For context, this is what my view looked like before the workaround:

import SwiftUI
import QuickLook

struct ContentView: View {
    var docURL: URL
    
    @State var qlURL: URL?
    @State var showTextView = false
    @State var text = ""
    var body: some View {
        VStack {
            Button("Show QuickLook") {
                qlURL = docURL
            }
            //This is simple NSViewRepresentable for an NSTextView. 
            //Take a look at the sample project if you want to see it.
            TextView(text: $text)
        }
        .padding()
        .frame(maxWidth: .infinity, maxHeight: .infinity)
        .quickLookPreview($qlURL)
    }
}

To fix it, I've created a @FocusState property that controls which view is currently in focus (textFocus). By setting it to false before setting qlURL, we can ensure that the TextView is not focused when showing the panel, and will thus function as expected.

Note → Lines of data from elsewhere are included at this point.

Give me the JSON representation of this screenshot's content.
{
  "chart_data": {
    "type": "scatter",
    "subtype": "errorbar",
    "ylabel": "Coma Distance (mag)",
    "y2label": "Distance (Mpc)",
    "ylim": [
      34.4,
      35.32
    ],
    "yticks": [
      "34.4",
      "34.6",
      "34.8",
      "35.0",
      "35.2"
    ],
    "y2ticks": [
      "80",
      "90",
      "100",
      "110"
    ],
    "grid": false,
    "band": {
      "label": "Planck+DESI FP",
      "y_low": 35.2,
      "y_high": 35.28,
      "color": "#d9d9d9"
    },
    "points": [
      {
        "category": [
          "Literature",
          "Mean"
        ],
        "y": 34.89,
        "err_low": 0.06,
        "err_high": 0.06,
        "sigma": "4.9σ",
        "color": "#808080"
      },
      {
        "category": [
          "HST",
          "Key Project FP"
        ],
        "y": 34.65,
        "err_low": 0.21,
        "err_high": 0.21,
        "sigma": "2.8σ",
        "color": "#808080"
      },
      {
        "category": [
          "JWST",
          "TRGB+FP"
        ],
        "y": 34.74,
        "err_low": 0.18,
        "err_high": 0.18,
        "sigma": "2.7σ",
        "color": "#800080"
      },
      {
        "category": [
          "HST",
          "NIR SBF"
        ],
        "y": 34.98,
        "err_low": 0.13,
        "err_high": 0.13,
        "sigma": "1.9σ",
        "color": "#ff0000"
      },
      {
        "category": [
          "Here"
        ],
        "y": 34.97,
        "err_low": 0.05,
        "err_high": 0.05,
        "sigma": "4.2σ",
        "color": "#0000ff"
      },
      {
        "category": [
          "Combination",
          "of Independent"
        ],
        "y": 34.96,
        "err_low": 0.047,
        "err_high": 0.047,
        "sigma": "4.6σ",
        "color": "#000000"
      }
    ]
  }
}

struct ContentView: View {
    var docURL: URL
    
    @State var qlURL: URL?
    @State var showTextView = false
    @State var text = ""
    @FocusState var textFocus
    var body: some View {
        VStack {
            Button("Show QuickLook") {
                textFocus = false
                qlURL = docURL
            }
            TextView(text: $text)
                .focused($textFocus)
        }
        .padding()
        .frame(maxWidth: .infinity, maxHeight: .infinity)
        .quickLookPreview($qlURL)
    }
}

You can find a sample project with this fix here

It would be remiss if I didn't mention the other way around this problem: overriding quickLookPreviewableItemsInRanges: and having it return whatever items you want to preview. However, I personally don't recommend you do this. For one, quickLookPreviewableItemsInRanges: is an undocumented API, so its underlying functionality could theoretically change with any software update, and if you ever plan on publishing to the Mac App Store, it's probably best to not tempt fate by submitting this code to App Review. But beyond that, you'd have to come up with a mechanism for telling the NSTextView subclass that overrides the method what item you want to preview in the first place, and after hunting around for a solution to this problem, that's the last thing I want to do.